Population-based prevalence and incidence estimates of mixed connective tissue disease from the Manhattan Lupus Surveillance Program
Hasan, Ghadeer; Ferucci, Elizabeth D; Buyon, Jill P; Belmont, H Michael; Salmon, Jane E; Askanase, Anca; Bathon, Joan M; Geraldino-Pardilla, Laura; Ali, Yousaf; Ginzler, Ellen M; Putterman, Chaim; Gordon, Caroline; Helmick, Charles G; Parton, Hilary; Izmirly, Peter M
OBJECTIVE:Epidemiologic data for mixed connective tissue disease (MCTD) are limited. Leveraging data from the Manhattan Lupus Surveillance Program (MLSP), a racially/ethnically diverse population-based registry of cases with SLE and related diseases including MCTD, we provide estimates of the prevalence and incidence of MCTD. METHODS:MLSP cases were identified from rheumatologists, hospitals, and population databases using a variety of ICD-9 codes. MCTD was defined as one of the following: 1) fulfillment of our modified Alarcon-Segovia and Kahn criteria which required a positive RNP antibody and the presence of synovitis, myositis, and Raynaud's phenomenon, 2) a diagnosis of MCTD and no other diagnosis of another connective tissue disease (CTD), and 3) a diagnosis of MCTD regardless of another CTD diagnosis.
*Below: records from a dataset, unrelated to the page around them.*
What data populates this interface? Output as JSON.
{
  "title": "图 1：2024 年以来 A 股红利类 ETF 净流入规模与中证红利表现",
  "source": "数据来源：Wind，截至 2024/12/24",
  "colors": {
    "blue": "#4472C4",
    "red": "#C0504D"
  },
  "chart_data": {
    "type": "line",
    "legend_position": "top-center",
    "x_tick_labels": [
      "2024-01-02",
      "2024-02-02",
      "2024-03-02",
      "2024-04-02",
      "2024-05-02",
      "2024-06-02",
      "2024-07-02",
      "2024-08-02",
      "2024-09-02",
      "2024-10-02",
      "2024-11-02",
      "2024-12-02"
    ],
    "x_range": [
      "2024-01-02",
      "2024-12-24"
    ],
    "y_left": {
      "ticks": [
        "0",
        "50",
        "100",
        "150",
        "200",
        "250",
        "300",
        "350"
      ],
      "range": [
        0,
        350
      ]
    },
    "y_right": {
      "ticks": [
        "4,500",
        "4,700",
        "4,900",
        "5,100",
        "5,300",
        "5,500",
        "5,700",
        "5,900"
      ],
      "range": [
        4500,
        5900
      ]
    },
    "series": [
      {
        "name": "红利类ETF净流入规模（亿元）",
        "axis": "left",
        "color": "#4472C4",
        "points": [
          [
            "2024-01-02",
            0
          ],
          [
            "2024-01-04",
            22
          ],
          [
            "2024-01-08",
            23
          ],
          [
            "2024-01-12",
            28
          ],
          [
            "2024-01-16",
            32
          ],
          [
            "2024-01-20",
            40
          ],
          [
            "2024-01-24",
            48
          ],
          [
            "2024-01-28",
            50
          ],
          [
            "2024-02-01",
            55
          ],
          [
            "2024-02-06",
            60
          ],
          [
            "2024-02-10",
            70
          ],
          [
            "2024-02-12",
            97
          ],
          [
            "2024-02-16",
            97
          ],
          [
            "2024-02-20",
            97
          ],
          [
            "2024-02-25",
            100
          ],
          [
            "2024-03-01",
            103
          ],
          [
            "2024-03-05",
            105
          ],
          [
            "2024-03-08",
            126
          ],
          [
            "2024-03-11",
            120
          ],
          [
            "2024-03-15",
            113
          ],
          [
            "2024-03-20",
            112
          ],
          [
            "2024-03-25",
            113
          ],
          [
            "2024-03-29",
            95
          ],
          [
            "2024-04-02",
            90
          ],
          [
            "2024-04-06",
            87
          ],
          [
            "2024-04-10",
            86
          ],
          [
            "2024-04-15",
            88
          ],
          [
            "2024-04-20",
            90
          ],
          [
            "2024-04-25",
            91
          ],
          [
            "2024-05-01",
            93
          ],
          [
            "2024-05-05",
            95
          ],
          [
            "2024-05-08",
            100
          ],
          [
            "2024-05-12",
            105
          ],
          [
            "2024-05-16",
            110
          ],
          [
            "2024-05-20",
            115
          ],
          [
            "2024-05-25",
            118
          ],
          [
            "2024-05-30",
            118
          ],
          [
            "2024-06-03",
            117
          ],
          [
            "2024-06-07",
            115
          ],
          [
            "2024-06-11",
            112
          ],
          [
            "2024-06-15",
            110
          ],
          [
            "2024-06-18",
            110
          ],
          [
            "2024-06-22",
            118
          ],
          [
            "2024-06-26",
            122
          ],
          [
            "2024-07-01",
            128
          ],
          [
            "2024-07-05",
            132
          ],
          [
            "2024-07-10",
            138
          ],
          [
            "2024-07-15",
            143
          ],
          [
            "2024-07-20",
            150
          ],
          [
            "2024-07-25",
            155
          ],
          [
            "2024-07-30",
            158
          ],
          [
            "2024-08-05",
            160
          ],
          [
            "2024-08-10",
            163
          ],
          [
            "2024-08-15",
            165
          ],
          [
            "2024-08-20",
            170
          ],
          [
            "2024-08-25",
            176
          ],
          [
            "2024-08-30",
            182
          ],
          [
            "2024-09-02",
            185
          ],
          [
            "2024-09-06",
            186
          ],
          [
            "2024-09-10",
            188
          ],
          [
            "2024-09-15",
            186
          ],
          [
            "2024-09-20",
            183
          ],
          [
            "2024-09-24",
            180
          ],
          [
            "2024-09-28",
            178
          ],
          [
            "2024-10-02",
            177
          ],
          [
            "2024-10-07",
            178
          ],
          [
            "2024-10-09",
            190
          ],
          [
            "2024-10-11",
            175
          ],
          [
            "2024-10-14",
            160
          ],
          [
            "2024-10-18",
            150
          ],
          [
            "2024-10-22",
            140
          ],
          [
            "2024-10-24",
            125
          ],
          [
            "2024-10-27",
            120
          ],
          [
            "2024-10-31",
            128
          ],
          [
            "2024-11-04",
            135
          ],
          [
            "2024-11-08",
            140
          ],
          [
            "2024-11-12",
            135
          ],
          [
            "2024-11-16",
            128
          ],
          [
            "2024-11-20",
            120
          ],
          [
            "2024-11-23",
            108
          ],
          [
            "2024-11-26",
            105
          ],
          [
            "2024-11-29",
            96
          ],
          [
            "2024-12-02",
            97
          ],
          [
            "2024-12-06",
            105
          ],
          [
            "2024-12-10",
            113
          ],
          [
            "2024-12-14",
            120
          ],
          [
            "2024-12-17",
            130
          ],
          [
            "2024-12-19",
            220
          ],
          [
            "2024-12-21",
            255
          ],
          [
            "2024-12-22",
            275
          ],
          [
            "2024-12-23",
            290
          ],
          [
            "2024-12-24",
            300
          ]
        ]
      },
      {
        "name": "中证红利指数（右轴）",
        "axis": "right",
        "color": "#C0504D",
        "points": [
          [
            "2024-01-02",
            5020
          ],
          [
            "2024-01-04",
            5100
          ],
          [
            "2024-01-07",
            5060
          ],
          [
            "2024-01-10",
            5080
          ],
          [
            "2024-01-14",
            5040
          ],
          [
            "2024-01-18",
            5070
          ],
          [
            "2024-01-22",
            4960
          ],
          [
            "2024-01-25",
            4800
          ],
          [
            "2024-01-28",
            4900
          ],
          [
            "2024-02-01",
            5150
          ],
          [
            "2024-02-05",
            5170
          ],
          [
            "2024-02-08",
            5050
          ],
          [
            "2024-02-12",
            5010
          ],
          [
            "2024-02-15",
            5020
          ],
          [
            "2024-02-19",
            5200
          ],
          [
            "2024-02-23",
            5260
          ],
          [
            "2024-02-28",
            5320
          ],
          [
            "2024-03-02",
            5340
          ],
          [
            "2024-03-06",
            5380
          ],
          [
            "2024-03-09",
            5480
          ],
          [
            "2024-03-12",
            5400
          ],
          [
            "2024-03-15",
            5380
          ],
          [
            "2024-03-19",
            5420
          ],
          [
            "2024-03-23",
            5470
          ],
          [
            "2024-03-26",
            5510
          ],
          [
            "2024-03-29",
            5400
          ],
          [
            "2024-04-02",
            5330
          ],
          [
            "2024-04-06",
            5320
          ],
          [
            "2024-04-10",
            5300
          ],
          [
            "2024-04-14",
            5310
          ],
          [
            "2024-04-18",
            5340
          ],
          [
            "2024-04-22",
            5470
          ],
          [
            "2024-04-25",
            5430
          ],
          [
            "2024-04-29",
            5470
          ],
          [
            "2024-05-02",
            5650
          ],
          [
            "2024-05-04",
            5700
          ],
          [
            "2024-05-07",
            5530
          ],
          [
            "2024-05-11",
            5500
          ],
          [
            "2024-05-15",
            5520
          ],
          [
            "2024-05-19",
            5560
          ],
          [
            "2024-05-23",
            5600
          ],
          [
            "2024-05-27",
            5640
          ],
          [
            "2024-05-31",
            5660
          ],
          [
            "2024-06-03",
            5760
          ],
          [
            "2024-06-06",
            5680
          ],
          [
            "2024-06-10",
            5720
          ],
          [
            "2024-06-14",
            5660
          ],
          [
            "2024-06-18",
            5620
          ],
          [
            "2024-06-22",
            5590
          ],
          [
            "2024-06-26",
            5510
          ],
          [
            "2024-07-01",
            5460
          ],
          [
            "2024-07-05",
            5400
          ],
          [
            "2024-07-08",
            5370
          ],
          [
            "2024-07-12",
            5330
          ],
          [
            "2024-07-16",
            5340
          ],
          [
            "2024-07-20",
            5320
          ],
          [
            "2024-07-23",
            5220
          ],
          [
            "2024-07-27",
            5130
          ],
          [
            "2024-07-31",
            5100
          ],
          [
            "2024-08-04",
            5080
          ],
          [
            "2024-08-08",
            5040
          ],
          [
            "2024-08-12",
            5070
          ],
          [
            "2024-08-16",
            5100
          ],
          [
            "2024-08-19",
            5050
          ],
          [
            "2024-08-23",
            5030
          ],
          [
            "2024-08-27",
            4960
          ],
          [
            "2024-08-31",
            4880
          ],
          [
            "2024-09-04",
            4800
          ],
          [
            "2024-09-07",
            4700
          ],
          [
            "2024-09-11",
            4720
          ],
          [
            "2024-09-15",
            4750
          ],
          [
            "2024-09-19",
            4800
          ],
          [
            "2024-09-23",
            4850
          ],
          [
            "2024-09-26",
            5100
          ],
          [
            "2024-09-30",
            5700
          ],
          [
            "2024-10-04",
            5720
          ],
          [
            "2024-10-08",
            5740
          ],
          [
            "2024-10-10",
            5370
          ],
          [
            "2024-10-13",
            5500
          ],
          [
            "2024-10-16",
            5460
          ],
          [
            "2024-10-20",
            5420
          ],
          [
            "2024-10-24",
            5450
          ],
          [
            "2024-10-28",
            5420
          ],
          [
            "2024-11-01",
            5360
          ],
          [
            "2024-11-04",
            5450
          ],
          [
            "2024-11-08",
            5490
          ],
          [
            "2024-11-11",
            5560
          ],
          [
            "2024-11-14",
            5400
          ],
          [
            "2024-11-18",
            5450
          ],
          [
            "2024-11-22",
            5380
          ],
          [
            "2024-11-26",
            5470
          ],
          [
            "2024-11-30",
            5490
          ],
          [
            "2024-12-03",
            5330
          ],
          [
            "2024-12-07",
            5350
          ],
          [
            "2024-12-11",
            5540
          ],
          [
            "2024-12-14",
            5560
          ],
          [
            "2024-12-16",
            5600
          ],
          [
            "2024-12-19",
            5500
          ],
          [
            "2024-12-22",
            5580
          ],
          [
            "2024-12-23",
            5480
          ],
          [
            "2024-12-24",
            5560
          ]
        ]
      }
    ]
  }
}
RESULTS:Overall, 258 (7.7%) of cases met a definition of MCTD. Using our modified Alarcon-Segovia and Kahn criteria for MCTD, the age-adjusted prevalence was 1.28 (95%CI 0.72-2.09) per 100 000. Using our definition of a diagnosis of MCTD and no other diagnosis of another CTD yielded an age-adjusted prevalence and incidence of MCTD of 2.98 (95%CI 2.10-4.11) per 100 000 and 0.39 (95%CI 0.22-0.64) per 100 000, respectively. The age-adjusted prevalence and incidence were highest using a diagnosis of MCTD regardless of other CTD diagnoses and were 16.22 (95%CI 14.00-18.43) per 100 000 and 1.90 (95%CI 1.49-2.39) per 100 000 respectively. CONCLUSIONS:The MLSP provided estimates for prevalence and incidence of MCTD in a diverse population. The variation in estimates using different case definitions is reflective of the challenge of defining MCTD in epidemiologic studies.